Por su parte, la investigación correspondiente al componente tres la está desarrollando el consorcio CCB-USA, cuyo objeto es el Fortalecimiento de la función de prevención del daño antijurídico, en materia contractual, laboral y de responsabilidad extracontractual con exclusión del ámbito penal.
En un esquema de gestión jurídica y de defensa técnica, el Estado colombiano debe tener en cuenta el uso de los métodos alternativos de solución de conflictos MASC -arbitraje, conciliación y amigable composición-, como uno de los ejes fundamentales en el manejo del daño antijurídico en las áreas objeto de la consultoría y cómo, a partir de su uso, pueden implementarse políticas para su prevención. En este orden de ideas, la consultoría involucrará un análisis detenido sobre el uso que se le ha dado y el que se le debe dar hacia el futuro a los MASC como instrumento para la resolución y prevención del daño antijurídico.

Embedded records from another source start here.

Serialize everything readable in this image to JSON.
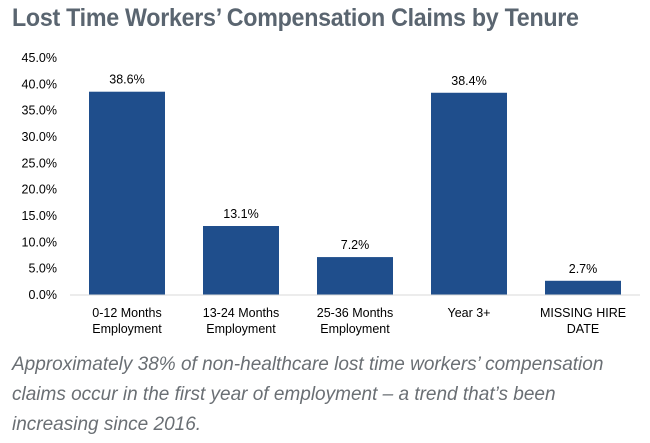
{
  "title": "Lost Time Workers’ Compensation Claims by Tenure",
  "caption": "Approximately 38% of non-healthcare lost time workers’ compensation claims occur in the first year of employment – a trend that’s been increasing since 2016.",
  "colors": {
    "bar": "#1f4e8c",
    "title": "#5a6570",
    "caption": "#6a6f74",
    "axis": "#d9d9d9"
  },
  "chart_data": {
    "type": "bar",
    "title": "Lost Time Workers’ Compensation Claims by Tenure",
    "categories": [
      [
        "0-12 Months",
        "Employment"
      ],
      [
        "13-24 Months",
        "Employment"
      ],
      [
        "25-36 Months",
        "Employment"
      ],
      [
        "Year 3+"
      ],
      [
        "MISSING HIRE",
        "DATE"
      ]
    ],
    "values": [
      38.6,
      13.1,
      7.2,
      38.4,
      2.7
    ],
    "data_labels": [
      "38.6%",
      "13.1%",
      "7.2%",
      "38.4%",
      "2.7%"
    ],
    "yticks": [
      0,
      5,
      10,
      15,
      20,
      25,
      30,
      35,
      40,
      45
    ],
    "ytick_labels": [
      "0.0%",
      "5.0%",
      "10.0%",
      "15.0%",
      "20.0%",
      "25.0%",
      "30.0%",
      "35.0%",
      "40.0%",
      "45.0%"
    ],
    "ylim": [
      0,
      45
    ],
    "xlabel": "",
    "ylabel": "",
    "grid": false,
    "legend": "none"
  }
}
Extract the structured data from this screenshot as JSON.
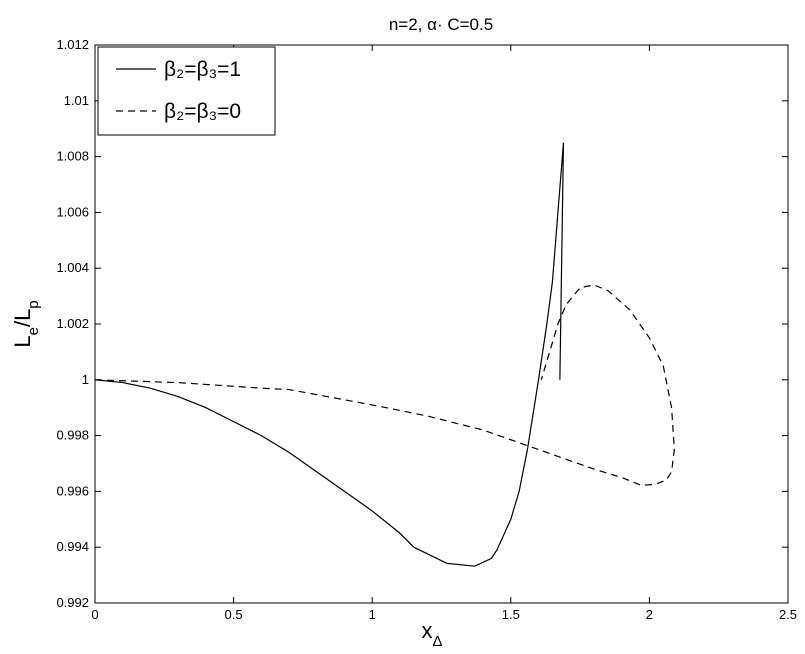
{
  "chart_data": {
    "type": "line",
    "title": "n=2, α· C=0.5",
    "xlabel": [
      "x",
      "Δ"
    ],
    "ylabel": [
      "L",
      "e",
      "/L",
      "p"
    ],
    "xlim": [
      0,
      2.5
    ],
    "xticks": [
      0,
      0.5,
      1,
      1.5,
      2,
      2.5
    ],
    "ylim": [
      0.992,
      1.012
    ],
    "yticks": [
      0.992,
      0.994,
      0.996,
      0.998,
      1,
      1.002,
      1.004,
      1.006,
      1.008,
      1.01,
      1.012
    ],
    "legend": "upper left",
    "series": [
      {
        "name": "β₂=β₃=1",
        "color": "#000000",
        "dash": "solid",
        "x": [
          0,
          0.1,
          0.2,
          0.3,
          0.4,
          0.5,
          0.6,
          0.7,
          0.8,
          0.9,
          1.0,
          1.1,
          1.15,
          1.27,
          1.37,
          1.43,
          1.45,
          1.5,
          1.53,
          1.56,
          1.6,
          1.63,
          1.65,
          1.67,
          1.69,
          1.677
        ],
        "values": [
          1.0,
          0.9999,
          0.9997,
          0.9994,
          0.999,
          0.9985,
          0.998,
          0.9974,
          0.9967,
          0.996,
          0.9953,
          0.9945,
          0.994,
          0.99342,
          0.99332,
          0.9936,
          0.9939,
          0.995,
          0.996,
          0.9975,
          1.0,
          1.002,
          1.0035,
          1.006,
          1.0085,
          1.0
        ]
      },
      {
        "name": "β₂=β₃=0",
        "color": "#000000",
        "dash": "dashed",
        "x": [
          0,
          0.3,
          0.6,
          0.7,
          1.0,
          1.2,
          1.4,
          1.6,
          1.8,
          1.9,
          1.97,
          2.02,
          2.06,
          2.08,
          2.09,
          2.08,
          2.05,
          2.0,
          1.93,
          1.85,
          1.8,
          1.75,
          1.7,
          1.67,
          1.64,
          1.61
        ],
        "values": [
          1.0,
          0.9999,
          0.9997,
          0.99965,
          0.9991,
          0.9987,
          0.9982,
          0.9975,
          0.9968,
          0.9965,
          0.99622,
          0.99625,
          0.9964,
          0.9967,
          0.9975,
          0.999,
          1.0005,
          1.0015,
          1.0025,
          1.0032,
          1.0034,
          1.0033,
          1.0027,
          1.002,
          1.001,
          1.0
        ]
      }
    ]
  }
}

La anterior perspectiva, justifica la necesidad, de una parte, de que el Estado encuentre un proceso de fortalecimiento de la función de prevención del daño antijurídico, en materia contractual, laboral y de responsabilidad extracontractual, con exclusión del ámbito penal, mediante la identificación de las causas más comunes de condena de la Nación y, de otra parte, la generación de estrategias y lineamientos de acción, por medio de un diagnóstico que se realizará con una muestra representativa de las decisiones judiciales del Consejo de Estado y de tribunales arbitrales adelantados ante el Centro de Arbitraje y Conciliación de la Cámara de Comercio de Bogotá en estás temáticas, y a través de entrevistas y conversatorios con los actores involucrados en esta problemática.
Finalmente, un componente estructural de este proyecto tiene que ver con la implementación de sistemas de información para apoyar los procesos de prevención del daño antijurídico. Se implementó en el 2009 el sistema de integración de información litigiosa estatal (LITIGOB), ordenándole a todas las entidades centralizadas y descentralizadas del orden nacional reportar toda la información de los procesos del Estado mediante formatos de Excel, los cuales son cargados a la mencionada aplicación.
Hasta el momento, se han ingresado unos 9.000 registros validados y alrededor de 80.000 están pendientes de validación y verificación del proceso de calidad de datos y normalización para el ingreso. En la actualidad se siguen evaluando metodologías y procesos de apoyo alternativos para optimizar este proceso por parte de las entidades estatales y del mismo sistema LITIGOB.
Dada la importancia del proyecto, cuyo objetivo fundamental es centralizar la información de los procesos para que el DDJE gestione y apoye de manera más eficiente y oportuna a las entidades para la prevención del daño antijurídico, es fundamental evaluar y recomendar alternativas para el manejo de los datos y el proceso de integración, de forma que los procesos tecnológicos no se conviertan en un impedimento para el cumplimiento de los objetivos, y aún mejor, faciliten el cumplimiento de los mismos.
Estos son los retos a los cuales deben responder la Cámara de Comercio de Bogotá y sus Aliados Estratégicos.
[1] De acuerdo con la información manejada por la Contraloría General de la Nación y el Ministerio de Hacienda y Crédito Público, el pasivo contingente está estimado en 689 billones de pesos.